Modlin liczy na nowe linie lotnicze
Gazeta dodaje, że jednocześnie pojawi się szansa na nowe linie lotnicze.
"Na pewno chcemy odejść od obecnego systemu naliczania opłat lotniskowych, który mocno sprzyja takim dużym graczom jak Ryanair i zniechęca mniejszych. Trzeba zlikwidować m.in. mechanizm, który zakłada rozliczanie wstecz i możliwość spadku wpływów z opłat, jeśli linia przekroczy określony pułap. Będziemy się starać dążyć do tego, żeby zapewniać spółce przychody, które równoważą koszty świadczenia usług i dodatkowo umożliwiają prowadzenie remontów i inwestycji" – mówi Grzegorz Hlebowicz, wiceprezes spółki, który wypowiada się w artykule.
Dodaje, że władze lotniska odejdą też od innej reguły, która znalazła się w aneksie podpisanym w 2014 r. Wtedy de facto przewoźnik doprowadził do ubezwłasnowolnienia lotniska, bo zastrzegł, że wysokość opłat lotniskowych musi być z nim uzgadniana.

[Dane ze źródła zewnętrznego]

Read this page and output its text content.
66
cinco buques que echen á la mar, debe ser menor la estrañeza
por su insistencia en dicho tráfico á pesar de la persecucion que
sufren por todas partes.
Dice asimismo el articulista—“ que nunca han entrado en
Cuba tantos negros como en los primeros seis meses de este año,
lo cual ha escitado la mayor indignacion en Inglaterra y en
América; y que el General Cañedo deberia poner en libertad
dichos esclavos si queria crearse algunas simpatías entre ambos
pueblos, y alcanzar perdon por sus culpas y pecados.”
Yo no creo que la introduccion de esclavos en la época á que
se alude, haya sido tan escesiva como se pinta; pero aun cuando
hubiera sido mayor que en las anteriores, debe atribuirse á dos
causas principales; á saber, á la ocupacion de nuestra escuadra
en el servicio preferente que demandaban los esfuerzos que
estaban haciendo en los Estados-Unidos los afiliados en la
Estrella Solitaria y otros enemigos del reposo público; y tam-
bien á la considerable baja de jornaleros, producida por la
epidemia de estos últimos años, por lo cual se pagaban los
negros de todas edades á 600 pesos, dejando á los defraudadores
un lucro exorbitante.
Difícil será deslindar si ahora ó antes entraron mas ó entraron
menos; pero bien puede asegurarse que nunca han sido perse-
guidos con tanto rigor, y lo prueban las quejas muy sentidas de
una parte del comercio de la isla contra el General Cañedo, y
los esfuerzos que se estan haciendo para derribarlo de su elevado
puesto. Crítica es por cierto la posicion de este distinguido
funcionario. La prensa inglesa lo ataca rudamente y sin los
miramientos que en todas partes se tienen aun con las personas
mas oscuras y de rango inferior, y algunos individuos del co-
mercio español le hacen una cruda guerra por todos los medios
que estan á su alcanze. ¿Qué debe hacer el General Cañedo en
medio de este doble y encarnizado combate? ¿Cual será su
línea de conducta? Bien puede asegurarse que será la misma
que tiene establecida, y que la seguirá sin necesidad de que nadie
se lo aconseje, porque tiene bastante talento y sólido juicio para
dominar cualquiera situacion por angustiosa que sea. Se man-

Na łamach "DGP" Michał Kaczmarzyk z polskiej spółki córki Ryanaira przyznaje, że przewoźnik, jest gotowy na długie negocjacje z Modlinem. Jednocześnie przyznaje, że od kilku lat irlandzka spółka liczy, że właściciele w końcu porozumieją się w sprawie rozbudowy zapychającego się lotniska.